What developments in semiconductor technology are particularly exciting for you?

E. A. K.: A group of researchers and engineers at the University of Duisburg Essen is working on terahertz technology. This technology is excellent for recognising the environment. You can see a wall, a window and a corner and even determine whether it’s made of wood, stone or plastic. There are many ideas on how this technology can be used to measure biosignals without physical contact – for example, by measuring muscle movement through the reflection of terahertz waves. And from these movements we can infer what the hand and fingers are doing.

The use of graphene to realise epidermal electronics is also interesting. It allows us to measure electrical activity in the muscle with very high resolution. This is not only fascinating for interaction but also to understand muscle-related diseases.

Is there anything missing in today’s available semiconductor solutions for your platform?

E. A. K.: Imagine you want to perform a complex analysis of brain activity. This requires a large amount of data and powerful machine learning models. This might be quite challenging to achieve on-site, but research is already focused on implementing these large AI models into small embedded devices. This is also crucial for us because if you’re walking around in nature with your exoskeleton and don’t have internet access, relying on cloud-based AI processing can be problematic.

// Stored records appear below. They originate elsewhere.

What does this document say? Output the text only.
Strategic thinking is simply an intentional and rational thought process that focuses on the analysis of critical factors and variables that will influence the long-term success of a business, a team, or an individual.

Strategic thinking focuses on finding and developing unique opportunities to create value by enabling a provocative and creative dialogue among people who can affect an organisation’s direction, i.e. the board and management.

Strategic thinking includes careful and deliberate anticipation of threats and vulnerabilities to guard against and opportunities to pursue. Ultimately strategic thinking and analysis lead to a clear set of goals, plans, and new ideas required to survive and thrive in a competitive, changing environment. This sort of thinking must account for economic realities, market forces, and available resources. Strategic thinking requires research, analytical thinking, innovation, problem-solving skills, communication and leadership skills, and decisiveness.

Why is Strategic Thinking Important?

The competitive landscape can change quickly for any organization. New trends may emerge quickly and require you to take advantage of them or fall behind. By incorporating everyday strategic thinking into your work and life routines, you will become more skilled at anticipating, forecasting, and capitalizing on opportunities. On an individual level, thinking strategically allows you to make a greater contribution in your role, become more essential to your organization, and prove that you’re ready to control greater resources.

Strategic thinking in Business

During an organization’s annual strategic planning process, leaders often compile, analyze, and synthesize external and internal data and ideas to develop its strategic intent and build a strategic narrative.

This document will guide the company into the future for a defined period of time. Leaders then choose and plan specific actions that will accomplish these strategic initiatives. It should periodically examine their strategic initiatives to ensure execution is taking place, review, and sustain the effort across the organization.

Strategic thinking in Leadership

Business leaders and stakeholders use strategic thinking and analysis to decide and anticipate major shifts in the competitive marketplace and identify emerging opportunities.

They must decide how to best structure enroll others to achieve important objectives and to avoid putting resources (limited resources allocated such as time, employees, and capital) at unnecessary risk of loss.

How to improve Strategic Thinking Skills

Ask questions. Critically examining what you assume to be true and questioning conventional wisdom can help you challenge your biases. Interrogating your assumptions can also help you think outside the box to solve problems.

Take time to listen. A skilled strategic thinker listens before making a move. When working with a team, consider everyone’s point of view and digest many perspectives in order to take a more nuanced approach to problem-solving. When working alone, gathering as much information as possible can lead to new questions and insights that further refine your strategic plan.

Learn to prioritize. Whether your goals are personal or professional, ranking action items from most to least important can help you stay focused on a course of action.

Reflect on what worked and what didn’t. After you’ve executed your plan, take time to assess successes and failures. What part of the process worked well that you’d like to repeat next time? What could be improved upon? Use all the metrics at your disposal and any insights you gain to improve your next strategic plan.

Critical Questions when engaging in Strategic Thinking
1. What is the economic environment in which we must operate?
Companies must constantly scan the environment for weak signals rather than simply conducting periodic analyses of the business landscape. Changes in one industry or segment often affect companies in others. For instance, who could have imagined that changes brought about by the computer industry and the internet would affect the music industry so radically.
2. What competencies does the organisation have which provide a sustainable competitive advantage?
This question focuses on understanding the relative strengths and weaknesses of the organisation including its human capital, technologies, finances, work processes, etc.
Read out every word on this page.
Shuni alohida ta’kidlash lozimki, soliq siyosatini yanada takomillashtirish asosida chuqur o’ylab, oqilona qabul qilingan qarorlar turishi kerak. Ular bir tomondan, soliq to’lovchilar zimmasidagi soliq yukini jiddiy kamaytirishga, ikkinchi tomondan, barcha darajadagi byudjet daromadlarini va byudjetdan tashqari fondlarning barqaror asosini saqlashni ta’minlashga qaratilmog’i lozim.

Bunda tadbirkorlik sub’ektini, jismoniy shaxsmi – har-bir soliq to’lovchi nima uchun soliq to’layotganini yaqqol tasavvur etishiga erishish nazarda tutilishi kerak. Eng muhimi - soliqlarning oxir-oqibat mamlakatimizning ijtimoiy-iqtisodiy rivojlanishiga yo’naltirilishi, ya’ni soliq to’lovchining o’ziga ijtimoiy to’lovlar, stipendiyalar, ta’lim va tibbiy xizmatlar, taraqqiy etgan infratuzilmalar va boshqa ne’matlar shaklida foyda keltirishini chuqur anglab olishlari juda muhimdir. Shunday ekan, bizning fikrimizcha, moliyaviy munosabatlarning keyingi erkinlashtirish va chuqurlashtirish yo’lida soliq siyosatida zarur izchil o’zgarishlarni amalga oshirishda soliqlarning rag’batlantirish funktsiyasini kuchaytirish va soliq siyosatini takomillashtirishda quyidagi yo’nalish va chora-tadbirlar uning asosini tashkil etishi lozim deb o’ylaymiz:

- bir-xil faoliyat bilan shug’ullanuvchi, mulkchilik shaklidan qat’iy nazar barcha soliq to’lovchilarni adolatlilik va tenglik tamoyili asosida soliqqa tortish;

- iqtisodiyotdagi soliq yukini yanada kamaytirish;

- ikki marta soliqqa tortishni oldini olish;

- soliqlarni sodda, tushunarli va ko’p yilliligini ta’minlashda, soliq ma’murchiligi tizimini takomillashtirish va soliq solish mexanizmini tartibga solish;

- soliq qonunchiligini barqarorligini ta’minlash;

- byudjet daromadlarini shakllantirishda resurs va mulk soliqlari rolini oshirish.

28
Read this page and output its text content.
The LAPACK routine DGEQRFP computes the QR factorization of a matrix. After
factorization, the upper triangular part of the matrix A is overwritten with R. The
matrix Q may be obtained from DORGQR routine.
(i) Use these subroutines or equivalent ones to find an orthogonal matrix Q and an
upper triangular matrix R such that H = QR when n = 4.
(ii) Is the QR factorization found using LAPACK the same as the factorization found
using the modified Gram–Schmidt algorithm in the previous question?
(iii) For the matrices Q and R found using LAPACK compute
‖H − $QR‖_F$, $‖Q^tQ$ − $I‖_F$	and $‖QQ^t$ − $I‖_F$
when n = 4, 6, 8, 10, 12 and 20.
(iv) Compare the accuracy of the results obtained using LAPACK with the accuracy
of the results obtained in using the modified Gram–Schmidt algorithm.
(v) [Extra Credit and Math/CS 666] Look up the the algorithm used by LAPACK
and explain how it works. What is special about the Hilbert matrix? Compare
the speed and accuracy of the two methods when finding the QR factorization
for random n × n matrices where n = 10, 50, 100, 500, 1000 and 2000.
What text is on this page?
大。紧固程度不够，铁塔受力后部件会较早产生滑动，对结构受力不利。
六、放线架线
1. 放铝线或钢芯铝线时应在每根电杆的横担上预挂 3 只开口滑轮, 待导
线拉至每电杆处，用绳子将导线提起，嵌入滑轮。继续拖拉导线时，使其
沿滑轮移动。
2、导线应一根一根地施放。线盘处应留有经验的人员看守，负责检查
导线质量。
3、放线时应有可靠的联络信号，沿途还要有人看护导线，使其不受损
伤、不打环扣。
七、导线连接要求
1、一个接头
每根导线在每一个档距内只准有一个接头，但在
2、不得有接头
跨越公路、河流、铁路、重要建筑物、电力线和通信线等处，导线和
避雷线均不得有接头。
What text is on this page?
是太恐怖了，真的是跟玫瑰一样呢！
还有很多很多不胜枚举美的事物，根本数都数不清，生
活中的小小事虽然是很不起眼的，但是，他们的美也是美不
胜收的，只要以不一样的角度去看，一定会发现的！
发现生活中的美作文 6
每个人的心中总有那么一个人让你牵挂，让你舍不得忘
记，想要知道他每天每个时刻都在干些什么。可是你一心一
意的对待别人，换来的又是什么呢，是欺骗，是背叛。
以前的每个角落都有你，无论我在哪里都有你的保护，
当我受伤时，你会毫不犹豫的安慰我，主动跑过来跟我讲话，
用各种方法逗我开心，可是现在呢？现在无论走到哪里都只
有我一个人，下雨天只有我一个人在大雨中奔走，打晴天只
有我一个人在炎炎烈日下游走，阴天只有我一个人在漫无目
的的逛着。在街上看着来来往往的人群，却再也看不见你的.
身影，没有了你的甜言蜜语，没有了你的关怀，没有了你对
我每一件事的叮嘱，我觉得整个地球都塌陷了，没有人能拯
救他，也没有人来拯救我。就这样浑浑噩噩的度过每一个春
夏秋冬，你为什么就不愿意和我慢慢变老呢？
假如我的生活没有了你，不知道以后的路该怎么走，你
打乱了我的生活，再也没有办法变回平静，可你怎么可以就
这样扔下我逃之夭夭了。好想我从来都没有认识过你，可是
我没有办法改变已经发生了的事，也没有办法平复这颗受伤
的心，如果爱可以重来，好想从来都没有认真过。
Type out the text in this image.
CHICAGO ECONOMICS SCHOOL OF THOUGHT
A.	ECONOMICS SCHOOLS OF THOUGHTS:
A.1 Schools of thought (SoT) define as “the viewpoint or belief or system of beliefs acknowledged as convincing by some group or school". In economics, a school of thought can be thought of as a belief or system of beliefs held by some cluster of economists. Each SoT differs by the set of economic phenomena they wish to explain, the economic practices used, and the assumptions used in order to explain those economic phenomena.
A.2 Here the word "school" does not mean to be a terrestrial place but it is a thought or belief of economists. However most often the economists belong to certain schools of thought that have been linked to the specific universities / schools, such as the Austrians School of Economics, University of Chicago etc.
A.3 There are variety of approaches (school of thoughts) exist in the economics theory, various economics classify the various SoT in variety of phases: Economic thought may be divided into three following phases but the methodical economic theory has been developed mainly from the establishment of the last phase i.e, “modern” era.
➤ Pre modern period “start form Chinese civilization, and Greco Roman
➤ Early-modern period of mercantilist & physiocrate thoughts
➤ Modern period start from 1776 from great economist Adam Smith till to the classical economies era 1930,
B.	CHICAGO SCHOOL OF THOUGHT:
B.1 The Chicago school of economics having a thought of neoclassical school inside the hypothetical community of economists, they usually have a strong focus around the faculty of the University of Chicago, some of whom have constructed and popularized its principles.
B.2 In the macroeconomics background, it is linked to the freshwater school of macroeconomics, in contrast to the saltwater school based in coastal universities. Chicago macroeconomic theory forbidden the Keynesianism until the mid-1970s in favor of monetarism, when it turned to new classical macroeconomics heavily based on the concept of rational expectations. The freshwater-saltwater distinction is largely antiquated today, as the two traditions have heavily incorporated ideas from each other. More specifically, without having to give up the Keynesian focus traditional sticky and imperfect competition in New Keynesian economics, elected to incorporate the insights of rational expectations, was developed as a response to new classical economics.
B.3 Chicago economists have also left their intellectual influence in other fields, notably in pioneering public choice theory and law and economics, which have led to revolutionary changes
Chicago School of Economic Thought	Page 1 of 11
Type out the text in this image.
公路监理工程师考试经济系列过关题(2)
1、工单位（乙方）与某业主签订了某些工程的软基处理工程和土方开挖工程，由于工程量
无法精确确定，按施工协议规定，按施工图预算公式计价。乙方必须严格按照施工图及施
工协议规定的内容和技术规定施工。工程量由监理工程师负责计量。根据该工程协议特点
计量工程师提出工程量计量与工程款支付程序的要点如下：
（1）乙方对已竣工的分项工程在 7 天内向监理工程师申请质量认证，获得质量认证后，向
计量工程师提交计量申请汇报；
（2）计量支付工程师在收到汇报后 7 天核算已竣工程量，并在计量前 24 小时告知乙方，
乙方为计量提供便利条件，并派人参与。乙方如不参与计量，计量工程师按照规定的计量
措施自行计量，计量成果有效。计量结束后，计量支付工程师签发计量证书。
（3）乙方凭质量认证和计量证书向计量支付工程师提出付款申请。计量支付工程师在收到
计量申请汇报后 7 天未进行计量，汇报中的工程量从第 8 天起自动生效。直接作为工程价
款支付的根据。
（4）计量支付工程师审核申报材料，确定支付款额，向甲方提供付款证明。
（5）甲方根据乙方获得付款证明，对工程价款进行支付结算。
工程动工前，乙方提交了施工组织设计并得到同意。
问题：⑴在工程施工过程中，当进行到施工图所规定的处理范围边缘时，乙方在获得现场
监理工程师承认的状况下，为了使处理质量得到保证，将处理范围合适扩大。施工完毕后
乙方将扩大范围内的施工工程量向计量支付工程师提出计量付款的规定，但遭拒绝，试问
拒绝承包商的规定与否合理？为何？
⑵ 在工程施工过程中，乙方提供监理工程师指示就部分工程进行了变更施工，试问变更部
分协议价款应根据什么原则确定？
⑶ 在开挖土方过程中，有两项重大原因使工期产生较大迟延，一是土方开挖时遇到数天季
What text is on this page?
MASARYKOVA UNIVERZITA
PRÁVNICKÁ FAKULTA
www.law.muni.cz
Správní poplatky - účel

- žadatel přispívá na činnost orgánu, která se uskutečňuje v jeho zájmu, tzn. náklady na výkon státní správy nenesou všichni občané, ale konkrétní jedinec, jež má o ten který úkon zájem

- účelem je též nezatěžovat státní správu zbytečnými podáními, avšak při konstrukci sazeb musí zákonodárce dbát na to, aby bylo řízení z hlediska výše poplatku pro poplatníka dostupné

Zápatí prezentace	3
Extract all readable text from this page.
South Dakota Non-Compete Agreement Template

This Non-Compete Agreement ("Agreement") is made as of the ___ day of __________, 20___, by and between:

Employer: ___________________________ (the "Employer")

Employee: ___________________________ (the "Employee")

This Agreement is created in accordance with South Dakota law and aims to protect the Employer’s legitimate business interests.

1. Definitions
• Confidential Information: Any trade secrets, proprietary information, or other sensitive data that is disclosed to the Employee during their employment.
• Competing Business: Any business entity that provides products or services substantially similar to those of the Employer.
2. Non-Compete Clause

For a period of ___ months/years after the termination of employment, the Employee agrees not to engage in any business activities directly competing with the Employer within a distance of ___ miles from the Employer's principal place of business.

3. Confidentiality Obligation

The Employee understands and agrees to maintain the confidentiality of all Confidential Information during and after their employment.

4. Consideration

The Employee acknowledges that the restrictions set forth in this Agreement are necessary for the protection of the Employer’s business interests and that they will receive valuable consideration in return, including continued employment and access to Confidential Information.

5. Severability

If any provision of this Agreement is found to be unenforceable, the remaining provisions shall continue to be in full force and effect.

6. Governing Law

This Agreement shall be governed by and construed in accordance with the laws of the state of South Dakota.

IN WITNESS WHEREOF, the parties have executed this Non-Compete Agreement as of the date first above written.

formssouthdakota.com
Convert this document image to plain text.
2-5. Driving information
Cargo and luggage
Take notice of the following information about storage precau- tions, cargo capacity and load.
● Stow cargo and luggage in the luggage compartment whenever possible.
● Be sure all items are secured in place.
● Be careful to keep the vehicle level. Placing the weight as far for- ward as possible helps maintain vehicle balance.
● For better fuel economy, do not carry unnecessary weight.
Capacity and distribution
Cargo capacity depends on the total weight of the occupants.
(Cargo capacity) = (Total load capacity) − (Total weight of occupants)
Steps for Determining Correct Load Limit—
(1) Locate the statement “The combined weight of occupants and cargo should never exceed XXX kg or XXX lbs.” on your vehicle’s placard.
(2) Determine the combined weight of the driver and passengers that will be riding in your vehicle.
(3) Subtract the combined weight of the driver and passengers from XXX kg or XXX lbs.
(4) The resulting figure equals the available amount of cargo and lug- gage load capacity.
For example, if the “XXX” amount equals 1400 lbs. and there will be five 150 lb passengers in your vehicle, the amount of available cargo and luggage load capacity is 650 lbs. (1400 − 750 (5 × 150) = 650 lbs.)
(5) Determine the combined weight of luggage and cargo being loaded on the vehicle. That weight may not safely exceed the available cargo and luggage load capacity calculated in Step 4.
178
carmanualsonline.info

To integrate the AI model into the system, we need highly energy-efficient computing power. The model must also continue learning in operation. For example, imagine a patient whose signal becomes better over time. The model should recognise this, so the system relies more on muscle activity than EEG.

What do you consider important in designing an optimal Human Machine Interface?

E. A. K.: The most important thing is to be open-minded. That means not saying, “I’m a BCI researcher, so I want to work with brain activity.” You should always think about what you want to achieve and how humans would interact.

Secondly, always keep in mind that we’re talking about a diverse society. Facial expressions may vary among different nationalities, for example. So, when developing such a system, consider not only the technology but also the social context. For me, it’s also crucial to talk to the people who will use the system in the future.

Machines that can read human thoughts – is this the first step towards the dystopia portrayed in Hollywood where machines gain power over humans?

E. A. K.: At the moment, we are not yet at the point where we can truly read thoughts completely. And, to be honest, I don’t believe the danger lies in the machine controlling the human. I think the risk is more likely to be another human having access to someone’s thoughts.

We had a project, for example, where we wanted to develop an EEG-based approach to detect high workload in individuals within a company, to prevent burnout, for instance.

In this case, you need to prevent someone with malicious intent from accessing the data in the cloud. But even if this data is only used to optimise a person’s production environment, such as slowing down a robot, it can still have consequences for the person. Because the employer might say, “I’d rather hire a younger person who can work faster.”

So, understanding a person can also be used to worsen the situation or harm individuals. For example, we can discriminate against people because we discover that they cannot recognise certain things or have a very low attention span. This is already a very real possibility if someone has access to a person’s EEG.

Finally, a look into the future – you can now be visionary: How will we interact with machines in 25 years?

E. A. K.: I expect that interacting with machines will be very similar to interacting with other people by then. We will interact with systems and speak to them very naturally. These systems will understand what we want. Multimodal interaction will be taken for granted. I believe that in the future, it will be very difficult to discern from the outside whether we are interacting with another human or a machine.